Selanjutnya, saat malam hari melalui perantara solar charge controller, baterai akan mengirimkan daya kepada lampu hingga paling lama bisa bertahan sekitar 12 jam per hari. Daya di dalam baterai masih akan tetap ada sampai tiga hari berturut-turut meski tanpa adanya sinar matahari.

Inilah kenapa menggunakan PJU of grid menjadi poin unggul tersendiri, apalagi bagi mereka yang hidup di pedalaman. Artinya, tidak perlu bergantung kebutuhan listrik dari pemerintah karena bisa mengandalkan alam dan teknologi terkini. Selebihnya, semua komponen PJU Solar Cell tinggal dirawat sebaik-baiknya agar umur pemakaiannya jauh lebih lama.

Produk

PJU Solar Cell All in One

PJU Solar Cell all in one memiliki komponen yang terintegritas dalam satu wadah konkret. Mulai dari solar panel, lampu, dan bahkan baterai seluruhnya berada di bawah satu naungan yang disebut rumah lampu. Desain simpel dan ringkas ini terlihat cantik dan cocok digunakan untuk memperindah lingkungan sekitar. Biasanya, sumber daya PJU all in one berasal dari baterai Lithium lifepo4 di mana energinya dapat tersimpan dengan otomatis serta bertahan hingga 50 jam pemakaian non-stop.

Satu unit Lampu PJU Tenaga Surya jenis ini dapat bertahan sampai 12 tahun lamanya tanpa mengalami penurunan kualitas secara signifikan. Keunggulan lainnya, terdapat sensor otomatis di mana dapat mendeteksi cahaya matahari. Dengan begitu, akan menyala saat gelap dan mati ketika matahari bersinar, tanpa perlu dikontrol manual oleh manusia.

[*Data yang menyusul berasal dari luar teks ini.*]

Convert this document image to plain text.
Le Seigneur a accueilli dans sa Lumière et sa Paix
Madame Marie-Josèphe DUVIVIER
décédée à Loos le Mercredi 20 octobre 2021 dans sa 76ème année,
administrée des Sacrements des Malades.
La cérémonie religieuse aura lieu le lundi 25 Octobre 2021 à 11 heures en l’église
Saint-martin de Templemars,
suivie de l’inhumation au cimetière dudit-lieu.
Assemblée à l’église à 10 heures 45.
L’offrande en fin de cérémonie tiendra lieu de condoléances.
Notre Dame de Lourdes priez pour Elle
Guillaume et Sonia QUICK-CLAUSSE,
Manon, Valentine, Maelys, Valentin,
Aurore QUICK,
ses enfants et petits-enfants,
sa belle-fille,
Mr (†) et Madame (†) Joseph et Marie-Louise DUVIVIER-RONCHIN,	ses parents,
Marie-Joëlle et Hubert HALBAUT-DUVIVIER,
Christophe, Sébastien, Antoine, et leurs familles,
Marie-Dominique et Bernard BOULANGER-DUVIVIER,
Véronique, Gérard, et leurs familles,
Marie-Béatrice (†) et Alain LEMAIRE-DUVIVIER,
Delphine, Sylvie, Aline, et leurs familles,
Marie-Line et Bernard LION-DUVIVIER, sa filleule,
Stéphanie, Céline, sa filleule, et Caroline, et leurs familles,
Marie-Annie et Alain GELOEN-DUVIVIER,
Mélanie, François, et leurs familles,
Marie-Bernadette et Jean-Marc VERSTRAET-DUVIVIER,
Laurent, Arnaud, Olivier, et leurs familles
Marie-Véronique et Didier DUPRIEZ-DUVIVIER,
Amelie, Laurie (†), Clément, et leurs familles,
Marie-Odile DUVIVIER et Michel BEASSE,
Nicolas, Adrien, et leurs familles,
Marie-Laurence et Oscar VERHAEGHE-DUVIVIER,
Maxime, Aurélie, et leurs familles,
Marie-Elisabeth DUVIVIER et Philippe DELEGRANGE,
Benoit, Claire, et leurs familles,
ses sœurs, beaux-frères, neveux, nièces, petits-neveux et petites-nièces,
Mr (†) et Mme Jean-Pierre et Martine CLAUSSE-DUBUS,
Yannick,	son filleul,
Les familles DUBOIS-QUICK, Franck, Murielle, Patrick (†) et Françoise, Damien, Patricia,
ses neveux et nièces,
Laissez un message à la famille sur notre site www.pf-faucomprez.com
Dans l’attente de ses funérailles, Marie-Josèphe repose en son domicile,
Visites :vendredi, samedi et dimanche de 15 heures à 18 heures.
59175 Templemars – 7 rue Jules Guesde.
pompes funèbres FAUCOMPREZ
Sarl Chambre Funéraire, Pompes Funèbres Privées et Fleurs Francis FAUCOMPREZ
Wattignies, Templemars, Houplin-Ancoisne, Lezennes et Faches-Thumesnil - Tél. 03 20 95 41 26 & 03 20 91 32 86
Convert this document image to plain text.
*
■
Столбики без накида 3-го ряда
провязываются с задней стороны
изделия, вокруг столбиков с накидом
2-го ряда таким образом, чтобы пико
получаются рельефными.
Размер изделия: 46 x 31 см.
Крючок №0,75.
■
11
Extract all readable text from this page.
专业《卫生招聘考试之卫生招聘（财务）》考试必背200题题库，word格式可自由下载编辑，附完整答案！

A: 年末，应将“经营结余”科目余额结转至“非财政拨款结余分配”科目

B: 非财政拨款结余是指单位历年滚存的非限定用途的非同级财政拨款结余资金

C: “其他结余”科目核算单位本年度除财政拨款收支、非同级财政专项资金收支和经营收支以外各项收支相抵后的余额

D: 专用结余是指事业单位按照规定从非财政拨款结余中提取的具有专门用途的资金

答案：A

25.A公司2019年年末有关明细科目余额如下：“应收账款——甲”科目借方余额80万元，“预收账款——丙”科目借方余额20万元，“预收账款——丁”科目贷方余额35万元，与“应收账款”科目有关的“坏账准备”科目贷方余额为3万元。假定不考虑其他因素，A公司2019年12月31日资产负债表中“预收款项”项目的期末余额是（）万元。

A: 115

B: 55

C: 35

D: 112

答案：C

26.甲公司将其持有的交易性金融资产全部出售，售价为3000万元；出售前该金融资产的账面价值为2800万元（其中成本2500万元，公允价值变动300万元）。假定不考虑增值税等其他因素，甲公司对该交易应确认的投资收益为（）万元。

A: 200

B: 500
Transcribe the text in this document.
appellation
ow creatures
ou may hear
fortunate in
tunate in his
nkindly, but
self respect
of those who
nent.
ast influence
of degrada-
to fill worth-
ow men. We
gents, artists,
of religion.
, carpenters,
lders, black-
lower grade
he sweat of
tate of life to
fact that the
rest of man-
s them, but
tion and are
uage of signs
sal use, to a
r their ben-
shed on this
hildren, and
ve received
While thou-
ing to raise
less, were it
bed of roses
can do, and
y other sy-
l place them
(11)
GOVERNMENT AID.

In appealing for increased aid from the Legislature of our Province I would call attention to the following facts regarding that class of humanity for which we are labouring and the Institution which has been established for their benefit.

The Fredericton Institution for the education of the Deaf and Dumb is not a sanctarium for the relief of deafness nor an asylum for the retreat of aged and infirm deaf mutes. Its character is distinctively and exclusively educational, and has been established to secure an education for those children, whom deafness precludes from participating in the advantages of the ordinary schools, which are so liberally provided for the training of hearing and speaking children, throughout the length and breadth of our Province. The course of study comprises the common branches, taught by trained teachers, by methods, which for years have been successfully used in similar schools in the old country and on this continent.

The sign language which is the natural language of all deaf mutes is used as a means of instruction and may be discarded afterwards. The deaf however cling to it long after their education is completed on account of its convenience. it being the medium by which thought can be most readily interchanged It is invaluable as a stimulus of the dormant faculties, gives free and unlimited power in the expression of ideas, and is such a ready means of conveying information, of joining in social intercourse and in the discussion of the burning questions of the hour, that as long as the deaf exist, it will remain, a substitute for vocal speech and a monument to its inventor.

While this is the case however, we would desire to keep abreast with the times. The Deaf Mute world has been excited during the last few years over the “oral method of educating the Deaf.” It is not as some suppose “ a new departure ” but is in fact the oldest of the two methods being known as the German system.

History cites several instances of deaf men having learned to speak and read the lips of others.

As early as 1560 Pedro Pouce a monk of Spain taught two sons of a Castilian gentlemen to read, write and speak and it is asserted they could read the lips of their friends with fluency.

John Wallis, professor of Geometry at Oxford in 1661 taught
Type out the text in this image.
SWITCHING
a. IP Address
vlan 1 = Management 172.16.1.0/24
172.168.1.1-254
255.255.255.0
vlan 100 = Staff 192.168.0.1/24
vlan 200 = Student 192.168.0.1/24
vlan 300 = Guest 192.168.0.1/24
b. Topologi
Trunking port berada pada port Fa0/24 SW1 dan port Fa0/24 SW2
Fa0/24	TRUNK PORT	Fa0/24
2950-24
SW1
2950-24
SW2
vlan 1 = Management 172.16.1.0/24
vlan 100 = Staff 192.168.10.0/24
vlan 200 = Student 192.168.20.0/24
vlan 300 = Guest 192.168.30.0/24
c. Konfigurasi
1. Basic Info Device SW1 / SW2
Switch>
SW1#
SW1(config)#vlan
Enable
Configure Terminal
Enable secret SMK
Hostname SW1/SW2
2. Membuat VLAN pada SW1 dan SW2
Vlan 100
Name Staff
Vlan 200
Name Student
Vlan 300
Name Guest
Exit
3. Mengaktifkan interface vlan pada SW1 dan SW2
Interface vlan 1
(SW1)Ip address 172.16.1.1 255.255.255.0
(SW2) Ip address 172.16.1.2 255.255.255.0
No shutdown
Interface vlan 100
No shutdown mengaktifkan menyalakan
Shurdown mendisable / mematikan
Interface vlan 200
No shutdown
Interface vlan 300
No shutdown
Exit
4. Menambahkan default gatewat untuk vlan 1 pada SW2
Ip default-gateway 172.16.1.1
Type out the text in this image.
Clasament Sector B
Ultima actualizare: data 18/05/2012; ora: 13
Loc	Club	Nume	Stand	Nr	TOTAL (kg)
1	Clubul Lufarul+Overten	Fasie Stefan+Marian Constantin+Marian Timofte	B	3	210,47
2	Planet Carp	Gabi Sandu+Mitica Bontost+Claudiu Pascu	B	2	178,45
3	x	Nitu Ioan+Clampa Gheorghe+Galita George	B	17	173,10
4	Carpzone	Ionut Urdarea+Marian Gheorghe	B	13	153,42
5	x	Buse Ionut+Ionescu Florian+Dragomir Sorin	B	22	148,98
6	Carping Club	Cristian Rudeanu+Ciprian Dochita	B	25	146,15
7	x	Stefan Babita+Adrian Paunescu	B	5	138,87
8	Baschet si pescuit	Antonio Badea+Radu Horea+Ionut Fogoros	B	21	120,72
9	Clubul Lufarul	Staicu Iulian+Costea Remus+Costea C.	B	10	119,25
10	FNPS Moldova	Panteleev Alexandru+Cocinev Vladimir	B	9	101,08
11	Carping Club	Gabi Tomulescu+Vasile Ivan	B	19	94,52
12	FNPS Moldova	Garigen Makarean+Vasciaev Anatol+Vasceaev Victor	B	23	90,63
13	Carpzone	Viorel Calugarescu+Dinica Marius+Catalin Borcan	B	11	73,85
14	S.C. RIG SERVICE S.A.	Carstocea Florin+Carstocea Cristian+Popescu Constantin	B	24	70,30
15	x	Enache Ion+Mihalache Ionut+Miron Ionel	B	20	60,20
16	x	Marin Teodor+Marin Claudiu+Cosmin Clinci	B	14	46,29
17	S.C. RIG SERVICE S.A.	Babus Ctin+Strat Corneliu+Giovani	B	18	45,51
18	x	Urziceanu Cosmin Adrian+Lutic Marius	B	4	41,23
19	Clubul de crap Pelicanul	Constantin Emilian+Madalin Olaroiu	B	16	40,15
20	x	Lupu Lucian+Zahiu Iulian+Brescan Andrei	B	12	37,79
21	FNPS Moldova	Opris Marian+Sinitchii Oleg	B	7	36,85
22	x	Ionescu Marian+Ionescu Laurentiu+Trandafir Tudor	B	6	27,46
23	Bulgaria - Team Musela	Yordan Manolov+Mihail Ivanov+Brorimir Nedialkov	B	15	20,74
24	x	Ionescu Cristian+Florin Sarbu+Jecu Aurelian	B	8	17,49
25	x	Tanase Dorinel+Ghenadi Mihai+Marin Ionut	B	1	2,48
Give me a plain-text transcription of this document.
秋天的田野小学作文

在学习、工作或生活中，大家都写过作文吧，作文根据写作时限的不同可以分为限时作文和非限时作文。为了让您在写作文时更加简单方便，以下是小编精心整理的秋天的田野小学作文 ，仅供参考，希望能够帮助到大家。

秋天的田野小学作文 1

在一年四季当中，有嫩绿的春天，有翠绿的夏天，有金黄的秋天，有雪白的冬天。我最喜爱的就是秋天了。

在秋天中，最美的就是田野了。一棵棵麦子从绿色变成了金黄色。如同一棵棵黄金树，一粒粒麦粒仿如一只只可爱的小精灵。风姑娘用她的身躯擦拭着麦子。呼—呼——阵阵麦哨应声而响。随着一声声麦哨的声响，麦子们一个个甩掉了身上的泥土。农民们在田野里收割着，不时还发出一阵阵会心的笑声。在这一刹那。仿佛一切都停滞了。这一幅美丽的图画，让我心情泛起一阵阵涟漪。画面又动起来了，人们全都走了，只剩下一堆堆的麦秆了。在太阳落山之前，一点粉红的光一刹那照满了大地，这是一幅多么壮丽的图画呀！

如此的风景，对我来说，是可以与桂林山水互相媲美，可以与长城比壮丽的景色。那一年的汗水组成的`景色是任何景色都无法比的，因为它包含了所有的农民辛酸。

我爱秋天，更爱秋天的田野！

Biasanya, PJU all in one juga memanfaatkan sistem PLTS hybrid, di mana sumber listrik berasal dari gabungan tenaga surya dan PLN. Kedua sumber listrik ini akan bekerja bergantian dan saling mendukung satu sama lain, terutama ketika sewaktu-waktu terjadi pemadaman PLN secara mendadak. Dalam PJU Solar Cell jenis ini, sebenarnya sumber listrik utama adalah panel surya yang ditampung ke dalam baterai dan dikonversi sesuai kebutuhan.

Dengan kata lain, jika pemakaian listrik melebihi daya yang tersimpan dalam baterai, maka sumbernya akan beralih pada PLN secara otomatis. Cara kerjanya sebenarnya cukup ringkas, di mana panel surya akan menangkap sinar matahari langsung. Kemudian, sinar tersebut akan dikonversi menjadi arus DC menuju baterai. Dari baterai, oleh inverter akan dikonversi lagi menjadi arus listrik AC yang biasanya dipakai dalam peralatan elektronik harian.

Agar bisa sampai ke berbagai macam peralatan elektronik yang membutuhkan dukungan listrik, maka harus menggunakan bantuan panel distribusi atau MCB. Panel distribusi inilah yang nantinya membantu menyebarkan arus listrik AC ke beban.

Apabila terjadi kelebihan daya dari panel surya, maka inverter akan mengirimkannya ke baterai untuk kemudian disimpan sebagai energi listrik cadangan. Sebaliknya, jika baterai telah penuh dan tidak bisa menampung listrik lagi, maka itu akan disalurkan ke jaringan.

Sementara di lain pihak, jika ternyata panel surya hanya menampung sedikit energi listrik dan kurang dari kebutuhan daya lampu jalan, maka sumber listriknya akan mengandalkan baterai yang sebelumnya telah terisi. Penyebab kurangnya kemampuan panel surya memenuhi kebutuhan listrik ini bisa bermacam-macam, tetapi umumnya akibat kurangnya pancaran sinar matahari pada saat siang, misalnya karena mendung atau hujan.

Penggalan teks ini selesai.